Many years ago – at the time when I still owned a television set – I saw a scientific program that dealt with the pitfalls of perception. Among other things, it showed a short film clip in which, in a fixed camera shot, ten basketball players could be seen standing together on a court and throwing a basketball to each other. Five in yellow and five in black jerseys. The viewer now had the task of counting how often the players in the yellow jerseys threw the ball to each other. The clip was over, I came up with fifteen rallies. I didn’t notice anything else. Then the same film was shown again and the task was not to count anything, but just to watch. While I was watching, I suddenly held my breath: From the right edge of the picture, a two-meter tall man in a gorilla costume suddenly came onto the field, strolled between the players, performed an impressive gorilla-like chest drumming right in front of the camera and disappeared – slowly strolling – left out of the picture again. While this was happening, the players were throwing balls to each other just as I had seen before.

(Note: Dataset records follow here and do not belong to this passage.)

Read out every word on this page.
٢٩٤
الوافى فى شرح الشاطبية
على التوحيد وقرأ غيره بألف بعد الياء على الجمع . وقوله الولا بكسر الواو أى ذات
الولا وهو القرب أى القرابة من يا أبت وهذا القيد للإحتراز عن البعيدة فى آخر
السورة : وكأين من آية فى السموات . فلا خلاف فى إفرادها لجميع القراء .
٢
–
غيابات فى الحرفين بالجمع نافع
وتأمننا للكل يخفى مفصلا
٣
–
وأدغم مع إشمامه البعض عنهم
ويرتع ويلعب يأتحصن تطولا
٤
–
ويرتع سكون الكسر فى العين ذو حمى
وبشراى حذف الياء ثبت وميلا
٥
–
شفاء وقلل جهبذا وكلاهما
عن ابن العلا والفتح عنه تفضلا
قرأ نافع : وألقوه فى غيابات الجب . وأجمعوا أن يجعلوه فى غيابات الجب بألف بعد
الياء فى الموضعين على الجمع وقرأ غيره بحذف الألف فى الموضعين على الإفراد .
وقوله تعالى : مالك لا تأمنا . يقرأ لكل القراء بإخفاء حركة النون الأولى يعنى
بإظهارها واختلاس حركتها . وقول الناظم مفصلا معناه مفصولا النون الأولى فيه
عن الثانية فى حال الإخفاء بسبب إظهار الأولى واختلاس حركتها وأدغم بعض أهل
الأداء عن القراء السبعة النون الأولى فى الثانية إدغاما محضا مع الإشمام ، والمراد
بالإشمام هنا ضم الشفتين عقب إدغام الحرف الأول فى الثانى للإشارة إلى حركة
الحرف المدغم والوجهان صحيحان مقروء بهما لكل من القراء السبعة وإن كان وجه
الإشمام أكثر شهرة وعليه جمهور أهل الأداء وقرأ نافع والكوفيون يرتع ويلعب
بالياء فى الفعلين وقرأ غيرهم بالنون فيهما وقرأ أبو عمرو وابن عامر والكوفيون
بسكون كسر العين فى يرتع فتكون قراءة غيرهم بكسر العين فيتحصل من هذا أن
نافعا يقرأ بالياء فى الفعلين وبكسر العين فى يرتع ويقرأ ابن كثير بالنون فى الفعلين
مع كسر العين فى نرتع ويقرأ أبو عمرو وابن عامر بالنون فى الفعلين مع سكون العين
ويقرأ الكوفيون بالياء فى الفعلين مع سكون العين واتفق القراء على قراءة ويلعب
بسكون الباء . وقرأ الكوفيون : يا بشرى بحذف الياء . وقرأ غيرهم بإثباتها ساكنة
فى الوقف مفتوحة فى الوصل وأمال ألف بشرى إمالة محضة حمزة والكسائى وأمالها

This experiment has never let me go. Only because my mind, the master and administrator of my five senses, was busy counting rallies, it simply blanked out the huge – I would have said: unmissable! – gorilla man simply faded out…and I would have sworn on everything I hold dear that there was no gorilla man in the film clip….
Since that moment I asked myself again and again with a somewhat uneasy feeling how many „gorilla men“ my mind erases from my perception every day. What kind of a piecework is that actually, which is made available to me with the label „reality“ by the administrator of my five senses – my mind? Couldn’t the „gorilla men“ be important for me and for which motives are they withheld from me?